E-fuels: Do they work on the numbers?

June 5, 2023 |

By Dr. Ashish Gupta, Process Manager, S&B; Muhammad Islam, Vice President, Commercial and Technology, S&B; and Clint Johnson, Vice President, Saber Equity
Special to The Digest

As the world works towards decarbonization, one sector contributing significantly to greenhouse gas (GHG) emissions is transportation. To address this issue, the concept of e-fuels has emerged as a promising solution. E-fuels, also known as synthetic fuels, are produced using renewable energy to power electrolysis of water into “green” hydrogen, which is then combined with carbon dioxide (CO2) to produce fuel (see Figure 1).

Figure 1: E-fuels Production Scheme

The International Maritime Organization (IMO) has set a target of reducing GHG emissions by 50% by 2050 compared to 2008 levels. This target has led to an increased focus on e-fuels, in particular, e-methanol.

In this article, the economics of a hypothetical 500 metric ton per day (MTPD) e-methanol are explored. Our calculations assume the project purchases green hydrogen and CO2 from a third party. However, the findings are still valid if a project produces its own green hydrogen or even produces its own renewable power. Table 1 summarizes the key project assumptions considered.

Table 1 – Project Summary

Hydrogen cost is the most significant driver of the cost of e-methanol. Each additional $1 per kilogram of hydrogen price adds almost $200 per metric ton (MT) to the levelized cost of methanol. The economics of e-methanol—like so many other low-carbon products—are therefore heavily dependent on driving down the cost of green hydrogen.

Although less significant than hydrogen, the cost of CO2 is also an important economic driver. Each additional $50/MT of CO2 price adds approximately $70/MT to the levelized cost of methanol.

Figure 2 – Levelized Cost of e-Methanol

Another factor to consider is the carbon intensity (CI) of the fuel. CI is the amount of GHG emissions associated with producing and using a fuel, typically expressed in grams of CO2 equivalent (CO2e) per megajoule (MJ) of energy content.

Traditional “gray” methanol has CI of about 100 grams of CO2e per MJ, compared to about 93 for typical maritime fuel—very low sulfur fuel oil (VLSFO). This means that producing and burning gray methanol to fuel ships generates about 10% more GHG emissions than VLSFO.

Figure 3 – Carbon Intensity of Maritime Fuels

E-methanol, however, can potentially have CI as low as about 69 CO2e per MJ—which is just the emissions associated with burning the fuel. The actual CI will depend on the power source, transportation distance, and other factors. This suggests e-methanol could reduce GHG emissions in maritime fuels by over 25%, compared to traditional VLSFO.

European Union (EU) policies are being implemented that establish a price for the carbon intensity of maritime fuels. This is creating a premium price for low-carbon methanol in the EU, as shippers can afford to pay more for fuel that will save them money on tax penalties. These policies have spurred a recent uptick in e-methanol development activity.

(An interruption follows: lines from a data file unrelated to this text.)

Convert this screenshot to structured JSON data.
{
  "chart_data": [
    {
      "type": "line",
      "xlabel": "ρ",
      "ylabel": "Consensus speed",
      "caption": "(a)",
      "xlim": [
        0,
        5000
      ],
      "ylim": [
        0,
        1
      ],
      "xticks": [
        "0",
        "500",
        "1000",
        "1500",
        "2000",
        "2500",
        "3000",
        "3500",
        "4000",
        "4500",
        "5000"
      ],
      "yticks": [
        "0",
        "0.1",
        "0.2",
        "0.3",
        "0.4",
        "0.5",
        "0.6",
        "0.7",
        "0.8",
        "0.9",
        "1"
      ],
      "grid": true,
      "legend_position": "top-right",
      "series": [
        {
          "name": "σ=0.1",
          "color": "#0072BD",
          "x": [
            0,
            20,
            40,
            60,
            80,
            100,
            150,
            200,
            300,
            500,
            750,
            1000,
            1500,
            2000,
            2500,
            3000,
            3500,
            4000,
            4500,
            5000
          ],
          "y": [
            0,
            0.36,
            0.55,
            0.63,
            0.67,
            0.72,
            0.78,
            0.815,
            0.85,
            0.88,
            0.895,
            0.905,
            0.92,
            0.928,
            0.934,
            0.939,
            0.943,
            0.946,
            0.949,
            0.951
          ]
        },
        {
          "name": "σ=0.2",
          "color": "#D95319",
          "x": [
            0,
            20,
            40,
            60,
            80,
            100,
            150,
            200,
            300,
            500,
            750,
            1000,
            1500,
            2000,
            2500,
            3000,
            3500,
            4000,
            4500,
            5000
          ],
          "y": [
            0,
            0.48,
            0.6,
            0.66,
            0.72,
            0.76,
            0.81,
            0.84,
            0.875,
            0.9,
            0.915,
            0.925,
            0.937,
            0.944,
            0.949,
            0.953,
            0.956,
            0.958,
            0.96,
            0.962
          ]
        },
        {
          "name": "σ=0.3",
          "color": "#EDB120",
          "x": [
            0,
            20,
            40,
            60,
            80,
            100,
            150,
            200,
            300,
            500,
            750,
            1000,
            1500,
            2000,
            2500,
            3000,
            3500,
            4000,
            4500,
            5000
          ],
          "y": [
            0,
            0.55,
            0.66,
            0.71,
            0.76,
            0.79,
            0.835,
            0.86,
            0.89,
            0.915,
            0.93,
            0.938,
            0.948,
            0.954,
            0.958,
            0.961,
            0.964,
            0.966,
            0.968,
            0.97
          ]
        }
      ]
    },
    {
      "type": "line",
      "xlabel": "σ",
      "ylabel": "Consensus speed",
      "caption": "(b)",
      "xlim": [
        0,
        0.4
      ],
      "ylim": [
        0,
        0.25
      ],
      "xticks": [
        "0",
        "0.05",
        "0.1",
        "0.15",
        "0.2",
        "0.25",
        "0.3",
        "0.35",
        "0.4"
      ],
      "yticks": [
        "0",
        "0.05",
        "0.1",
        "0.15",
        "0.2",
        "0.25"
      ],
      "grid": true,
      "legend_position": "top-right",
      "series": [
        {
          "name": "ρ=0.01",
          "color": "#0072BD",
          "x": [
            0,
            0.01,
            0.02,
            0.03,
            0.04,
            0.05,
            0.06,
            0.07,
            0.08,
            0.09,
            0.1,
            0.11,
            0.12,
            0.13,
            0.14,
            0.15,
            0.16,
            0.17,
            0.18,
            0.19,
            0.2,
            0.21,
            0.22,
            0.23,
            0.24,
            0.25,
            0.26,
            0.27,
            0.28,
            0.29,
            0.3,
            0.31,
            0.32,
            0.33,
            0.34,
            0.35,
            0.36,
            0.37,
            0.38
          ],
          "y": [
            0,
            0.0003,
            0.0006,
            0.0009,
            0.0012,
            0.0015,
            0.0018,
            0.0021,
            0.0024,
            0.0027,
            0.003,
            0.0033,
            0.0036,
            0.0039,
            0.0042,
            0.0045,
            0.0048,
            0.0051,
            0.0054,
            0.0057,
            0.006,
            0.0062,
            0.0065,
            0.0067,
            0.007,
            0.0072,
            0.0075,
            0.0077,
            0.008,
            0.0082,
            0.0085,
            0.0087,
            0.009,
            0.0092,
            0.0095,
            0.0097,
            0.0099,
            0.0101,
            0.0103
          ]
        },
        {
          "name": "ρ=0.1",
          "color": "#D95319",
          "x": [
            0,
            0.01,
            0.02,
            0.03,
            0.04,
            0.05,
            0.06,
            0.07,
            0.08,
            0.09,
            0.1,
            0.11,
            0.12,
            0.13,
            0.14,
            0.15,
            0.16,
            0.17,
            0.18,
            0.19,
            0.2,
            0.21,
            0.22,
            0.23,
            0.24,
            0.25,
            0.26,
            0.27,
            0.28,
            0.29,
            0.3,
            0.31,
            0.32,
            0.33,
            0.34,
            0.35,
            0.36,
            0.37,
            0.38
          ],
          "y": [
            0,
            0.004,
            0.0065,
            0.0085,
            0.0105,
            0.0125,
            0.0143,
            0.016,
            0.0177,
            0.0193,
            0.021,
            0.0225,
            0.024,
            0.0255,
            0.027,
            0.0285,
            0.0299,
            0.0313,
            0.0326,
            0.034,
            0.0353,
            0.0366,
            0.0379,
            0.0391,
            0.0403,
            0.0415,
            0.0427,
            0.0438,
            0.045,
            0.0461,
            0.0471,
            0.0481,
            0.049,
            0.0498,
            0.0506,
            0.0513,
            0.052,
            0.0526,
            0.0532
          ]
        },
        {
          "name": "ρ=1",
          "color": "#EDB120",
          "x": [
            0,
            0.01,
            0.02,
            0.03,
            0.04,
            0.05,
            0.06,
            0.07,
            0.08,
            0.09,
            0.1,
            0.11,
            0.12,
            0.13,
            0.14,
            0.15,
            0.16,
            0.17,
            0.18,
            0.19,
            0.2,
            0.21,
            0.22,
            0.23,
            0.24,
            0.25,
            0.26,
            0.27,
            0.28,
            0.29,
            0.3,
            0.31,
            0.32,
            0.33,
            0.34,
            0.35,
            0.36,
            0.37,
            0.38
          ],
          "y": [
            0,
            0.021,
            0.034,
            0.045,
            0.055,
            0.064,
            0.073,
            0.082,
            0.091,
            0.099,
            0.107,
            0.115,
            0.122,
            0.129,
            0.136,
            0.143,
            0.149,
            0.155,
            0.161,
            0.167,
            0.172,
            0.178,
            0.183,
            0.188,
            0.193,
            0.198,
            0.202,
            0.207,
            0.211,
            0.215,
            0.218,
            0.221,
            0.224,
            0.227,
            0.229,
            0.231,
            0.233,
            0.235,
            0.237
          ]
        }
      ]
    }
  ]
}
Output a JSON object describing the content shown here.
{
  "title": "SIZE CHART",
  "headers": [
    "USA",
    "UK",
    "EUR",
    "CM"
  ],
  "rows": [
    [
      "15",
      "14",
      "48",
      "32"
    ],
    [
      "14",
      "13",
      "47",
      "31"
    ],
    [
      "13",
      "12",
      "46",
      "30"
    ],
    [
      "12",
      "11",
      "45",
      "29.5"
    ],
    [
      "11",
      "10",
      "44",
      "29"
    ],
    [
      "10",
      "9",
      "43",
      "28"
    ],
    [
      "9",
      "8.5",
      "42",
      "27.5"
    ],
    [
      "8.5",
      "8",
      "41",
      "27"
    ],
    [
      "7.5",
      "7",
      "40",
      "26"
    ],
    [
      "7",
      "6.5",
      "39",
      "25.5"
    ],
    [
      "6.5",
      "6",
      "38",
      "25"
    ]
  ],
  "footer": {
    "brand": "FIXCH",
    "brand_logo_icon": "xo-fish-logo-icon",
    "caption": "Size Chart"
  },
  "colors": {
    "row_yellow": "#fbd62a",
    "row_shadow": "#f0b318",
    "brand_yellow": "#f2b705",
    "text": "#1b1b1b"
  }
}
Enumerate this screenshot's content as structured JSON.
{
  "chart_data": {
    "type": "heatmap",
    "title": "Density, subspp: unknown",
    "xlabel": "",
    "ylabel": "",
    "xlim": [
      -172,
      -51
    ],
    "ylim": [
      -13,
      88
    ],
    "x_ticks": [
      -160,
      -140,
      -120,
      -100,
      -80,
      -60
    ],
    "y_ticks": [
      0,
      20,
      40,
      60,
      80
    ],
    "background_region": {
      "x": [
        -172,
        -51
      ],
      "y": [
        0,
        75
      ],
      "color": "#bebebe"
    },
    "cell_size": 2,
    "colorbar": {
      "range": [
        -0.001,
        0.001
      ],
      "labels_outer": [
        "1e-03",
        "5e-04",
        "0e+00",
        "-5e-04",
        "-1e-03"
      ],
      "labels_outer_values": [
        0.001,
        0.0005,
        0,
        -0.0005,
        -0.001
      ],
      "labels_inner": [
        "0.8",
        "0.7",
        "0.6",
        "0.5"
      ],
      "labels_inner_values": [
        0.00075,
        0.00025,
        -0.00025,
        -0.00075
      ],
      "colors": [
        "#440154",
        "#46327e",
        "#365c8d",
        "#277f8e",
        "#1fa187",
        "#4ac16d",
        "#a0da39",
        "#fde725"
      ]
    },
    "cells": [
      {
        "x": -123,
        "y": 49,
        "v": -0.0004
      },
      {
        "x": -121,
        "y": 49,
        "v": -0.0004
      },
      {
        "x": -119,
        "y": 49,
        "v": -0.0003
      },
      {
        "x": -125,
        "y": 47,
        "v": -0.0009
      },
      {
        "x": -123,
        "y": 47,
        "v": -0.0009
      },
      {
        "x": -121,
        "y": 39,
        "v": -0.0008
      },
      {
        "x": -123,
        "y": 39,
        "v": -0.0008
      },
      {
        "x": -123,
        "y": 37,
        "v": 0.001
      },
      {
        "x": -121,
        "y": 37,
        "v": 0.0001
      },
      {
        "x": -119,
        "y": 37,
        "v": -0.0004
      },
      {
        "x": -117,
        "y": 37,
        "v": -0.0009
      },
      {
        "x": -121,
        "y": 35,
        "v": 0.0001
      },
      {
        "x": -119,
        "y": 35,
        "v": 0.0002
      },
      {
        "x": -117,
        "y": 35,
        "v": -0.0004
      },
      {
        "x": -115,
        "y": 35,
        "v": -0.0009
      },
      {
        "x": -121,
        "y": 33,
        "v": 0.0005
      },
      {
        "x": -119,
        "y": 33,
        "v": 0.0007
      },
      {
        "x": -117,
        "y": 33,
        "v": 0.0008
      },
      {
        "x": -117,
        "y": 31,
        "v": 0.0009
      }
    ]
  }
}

The e-methanol market is relatively new and non-transparent. However, some published sources indicate market prices for e-methanol in excess of $1,000/MT. The source of the CO2 is a critical consideration in evaluating market pricing, and some of the highest premiums may only be available for e-methanol produced from “biogenic” CO2. In any case, sufficient price premiums may indeed be available to make e-methanol economically viable, depending on the price of hydrogen and CO2.

In addition to securing attractive prices for the feedstocks and product, the success of any project will depend on partnering with a strong engineering, procurement, and construction (EPC) provider that understand what it takes to deliver a successful project.